One such example is the continuing problem of growing homelessness in Armenia. After working on poverty and social vulnerability for many years and taking RFE/RL’s Emil Danielyan to a crumbling hostel in the Erebuni district of the capital, we decided to take a brief look into the problem given that nobody else was.

According to Eleonora Manandian, chairwoman of the New Armenia youth organization engaged in social work, prolonged misery is eroding Armenians’ traditionally strong family bonds that have cushioned post-Soviet hardship and curbed poverty-driven phenomena like homelessness, alcoholism and drug addiction.

“You may not see many homeless people on the streets, but the number of marginalized people keeps growing because social bonds are increasingly weakening,” she says. “That is, those people stop feeling themselves citizens, full-fledged members of the society. And there will come a moment when they find themselves outside that society.”

Later, after mentioning the problem to Edik Baghdasarian, I worked with him and other Hetq Online journalists as well as Yerkir Media TV for a number of winters to document the problem in more detail. As a result of this work — especially after a Hetq Online special edition was accompanied by an exhibition of my photos and the presentation of documentary by Yerkir Media TV — a homeless shelter was finally set up in Yerevan.
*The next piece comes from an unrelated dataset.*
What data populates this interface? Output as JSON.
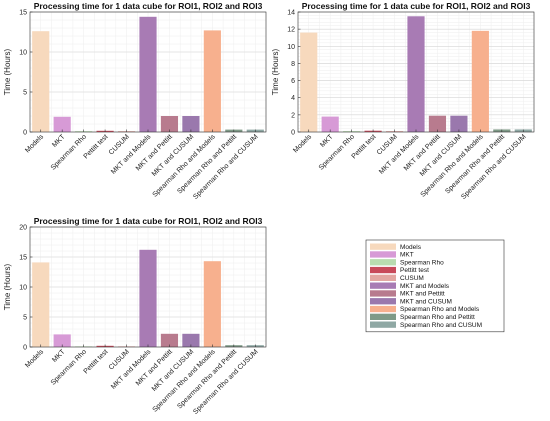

Last Saturday, Hetq Online’s Edik Baghdasarian, A1 Plus’ Karine Asatrian and myself visited Yerevan’s first ever homeless shelter. Our visit was particularly interesting given that for two winters running, we’ve been working on the issue of homelessness and pushing for a shelter to be opened. Despite the Ministry of Social Affairs and Labor stating that there were only 13-15 homeless people living on the streets of the Armenian capital, the shelter already accomodates over 30. However, there are dozens of other “bomzh” that we know of, as well as others I’ve seen for the first time in the past week alone.

Much of the work from 2004 to 2006 was blogged about on my previous blog and is available under the homeless category here and here. Unfortunately, the problem of homelessness in Yerevan still persists and the number of those living on the streets appears to increase with each passing year.